Trump plans to issue tariff notifications and expresses willingness to adjust migrant policies for farmers

    by VT Markets
    /
    Jul 4, 2025

    Japan’s household spending rose by 4.7% in May, surpassing the expected 1.2% increase, and rebounding from April’s -0.1%. This data is a crucial factor for the Bank of Japan as it considers the strength of private consumption, which makes up over half of the country’s GDP.

    The BoJ is attentive to consumption and wage trends, noting Japanese firms’ 5.25% wage increase agreement. Despite this, real wage growth faces challenges due to high living costs. The BoJ also keeps an eye on global factors, including potential effects from tariff actions. Current market predictions suggest a BoJ rate hike in 2026, but today’s data might adjust this forecast.

    The Impact On The Yen

    The yen saw a slight increase after the spending data release, though USD/JPY remained above previous levels. In the United States, Trump indicated a possible change in immigration policy, suggesting support for migrants vouched for by farmers — addressing agricultural labour shortages.

    Trump also plans to issue tariff notification letters starting Friday, which he describes as a more straightforward alternative to formal trade negotiations. The session was otherwise quiet, with markets subdued ahead of the U.S. holiday, and major forex pairs trading in narrow ranges.

    So, we saw a sharper-than-anticipated pickup in Japan’s household spending, which grew by 4.7% in May—well ahead of the 1.2% that had been forecast. It also marked a turn from April’s flat performance. This kind of bounce in consumer activity lends some heft to the argument that domestic demand may be stabilising, if not gradually strengthening. When private consumption accounts for more than half of a country’s GDP, data like this can hardly be overlooked.

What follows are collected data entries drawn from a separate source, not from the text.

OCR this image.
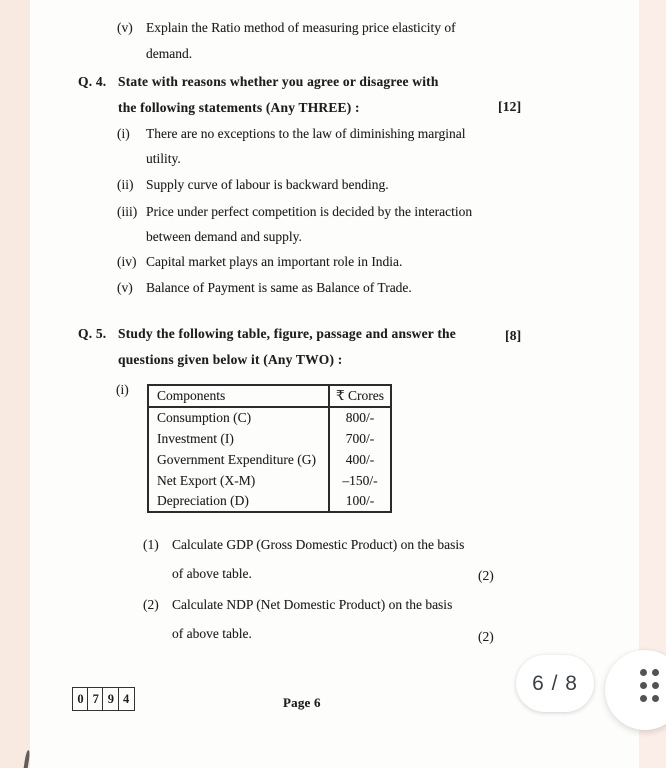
(v) Explain the Ratio method of measuring price elasticity of
demand.
Q. 4. State with reasons whether you agree or disagree with
the following statements (Any THREE) :	[12]
(i) There are no exceptions to the law of diminishing marginal
utility.
(ii) Supply curve of labour is backward bending.
(iii) Price under perfect competition is decided by the interaction
between demand and supply.
(iv) Capital market plays an important role in India.
(v) Balance of Payment is same as Balance of Trade.
Q. 5. Study the following table, figure, passage and answer the
questions given below it (Any TWO) :
[8]
(i) Components	₹ Crores
Consumption (C)	800/-
Investment (I)	700/-
Government Expenditure (G)	400/-
Net Export (X-M)	–150/-
Depreciation (D)	100/-
(1) Calculate GDP (Gross Domestic Product) on the basis
of above table.	(2)
(2) Calculate NDP (Net Domestic Product) on the basis
of above table.	(2)
0 7 9 4	Page 6
6 / 8
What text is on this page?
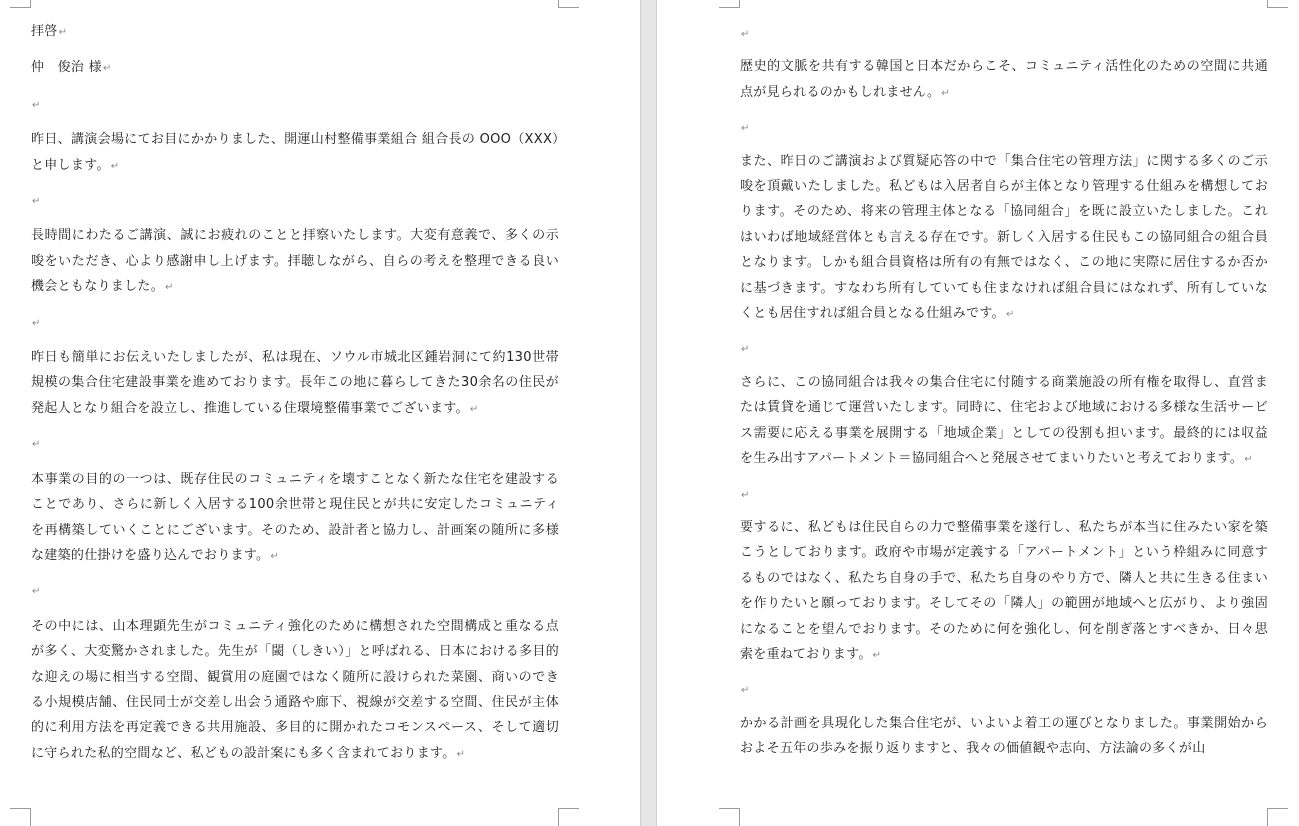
拝啓↵

仲　俊治 様↵

↵

昨日、講演会場にてお目にかかりました、開運山村整備事業組合 組合長の OOO（XXX）と申します。↵

↵

長時間にわたるご講演、誠にお疲れのことと拝察いたします。大変有意義で、多くの示唆をいただき、心より感謝申し上げます。拝聴しながら、自らの考えを整理できる良い機会ともなりました。↵

↵

昨日も簡単にお伝えいたしましたが、私は現在、ソウル市城北区鍾岩洞にて約130世帯規模の集合住宅建設事業を進めております。長年この地に暮らしてきた30余名の住民が発起人となり組合を設立し、推進している住環境整備事業でございます。↵

↵

本事業の目的の一つは、既存住民のコミュニティを壊すことなく新たな住宅を建設することであり、さらに新しく入居する100余世帯と現住民とが共に安定したコミュニティを再構築していくことにございます。そのため、設計者と協力し、計画案の随所に多様な建築的仕掛けを盛り込んでおります。↵

↵

その中には、山本理顕先生がコミュニティ強化のために構想された空間構成と重なる点が多く、大変驚かされました。先生が「閾（しきい）」と呼ばれる、日本における多目的な迎えの場に相当する空間、観賞用の庭園ではなく随所に設けられた菜園、商いのできる小規模店舗、住民同士が交差し出会う通路や廊下、視線が交差する空間、住民が主体的に利用方法を再定義できる共用施設、多目的に開かれたコモンスペース、そして適切に守られた私的空間など、私どもの設計案にも多く含まれております。↵

↵

歴史的文脈を共有する韓国と日本だからこそ、コミュニティ活性化のための空間に共通点が見られるのかもしれません。↵

↵

また、昨日のご講演および質疑応答の中で「集合住宅の管理方法」に関する多くのご示唆を頂戴いたしました。私どもは入居者自らが主体となり管理する仕組みを構想しております。そのため、将来の管理主体となる「協同組合」を既に設立いたしました。これはいわば地域経営体とも言える存在です。新しく入居する住民もこの協同組合の組合員となります。しかも組合員資格は所有の有無ではなく、この地に実際に居住するか否かに基づきます。すなわち所有していても住まなければ組合員にはなれず、所有していなくとも居住すれば組合員となる仕組みです。↵

↵

さらに、この協同組合は我々の集合住宅に付随する商業施設の所有権を取得し、直営または賃貸を通じて運営いたします。同時に、住宅および地域における多様な生活サービス需要に応える事業を展開する「地域企業」としての役割も担います。最終的には収益を生み出すアパートメント＝協同組合へと発展させてまいりたいと考えております。↵

↵

要するに、私どもは住民自らの力で整備事業を遂行し、私たちが本当に住みたい家を築こうとしております。政府や市場が定義する「アパートメント」という枠組みに同意するものではなく、私たち自身の手で、私たち自身のやり方で、隣人と共に生きる住まいを作りたいと願っております。そしてその「隣人」の範囲が地域へと広がり、より強固になることを望んでおります。そのために何を強化し、何を削ぎ落とすべきか、日々思索を重ねております。↵

↵

かかる計画を具現化した集合住宅が、いよいよ着工の運びとなりました。事業開始からおよそ五年の歩みを振り返りますと、我々の価値観や志向、方法論の多くが山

    Kuroda’s successor, keenly focused on the trajectory of internal momentum, has also been paying close attention to wage negotiations. The recent 5.25% bump agreed upon by firms is the largest in years, yet we’re still looking at limited improvement in real earnings. Prices remain elevated across essentials, and that continues to erode any nominal gains.

    We collectively understand the disconnect here. Higher wages are positive, but if the rise is offset by cost-of-living increases, then the net effect on spending power stays muted. The measure of real wages needs to move sustainably before any pivot in monetary stance feels justified.

    The yen had only a modest reaction, with barely enough movement to break recent ranges. Despite the stronger spending number, USD/JPY held above familiar support levels, implying that investors see little immediacy in this data for altering their expectations around policy.

    External Factors And Trade Policy

    What could shift that narrative, though, are the external elements we’ve been tracking. One in particular—Washington’s trade agenda—is back in focus. Trump’s tariff programme is set to relaunch this week, with formal letters reportedly going out on Friday. He’s suggesting this as a way to shortcut negotiations. It’s a different kind of signal—less collaborative, more one-sided burden-sharing.

    One addition to that policy framework, seemingly out of left field, was his comment on allowing migrant labour under farm-sponsored oversight. That’s not something we’d flagged earlier, but it does suggest a degree of economic pragmatism when it comes to the pressing matter of rural manpower shortages.

    We didn’t get much by way of market reaction heading into the U.S. holiday. FX volumes were light, with most major currency pairs stuck in tight corridors. There wasn’t anything compelling enough to drive conviction trades.


    Still, domestic spending and wage dynamics in Japan are now more likely to shape near-term interest rate expectations. If we see a continuation of the spending pickup over the next month or two, with inflation at least not accelerating further, timing expectations around policy tightening could come forward.

    But several elements must fall into place before then. We need to see not just higher headline wages, but a consistent expansion in discretionary spending categories. That would show that households are willing to deploy income increases beyond necessities—something that, as of now, has not been broadly evident.

    For those of us positioning directionally in the rates space or calibrating exposure in relation to JPY sensitivity, watching for that shift in consumer patterns remains a priority. Not just sentiment, but actual follow-through on spending.

    We’ll also factor in whether the renewed trade rhetoric out of the U.S. introduces downside risks to global consumption and production, especially in relation to supply chains that interlink across Asia. Trade frictions could yet re-emerge as a thematic headwind, even if the market has become somewhat desensitised to headline risk.

    So for now, despite the rebound in household spending, it remains a question of sustainability.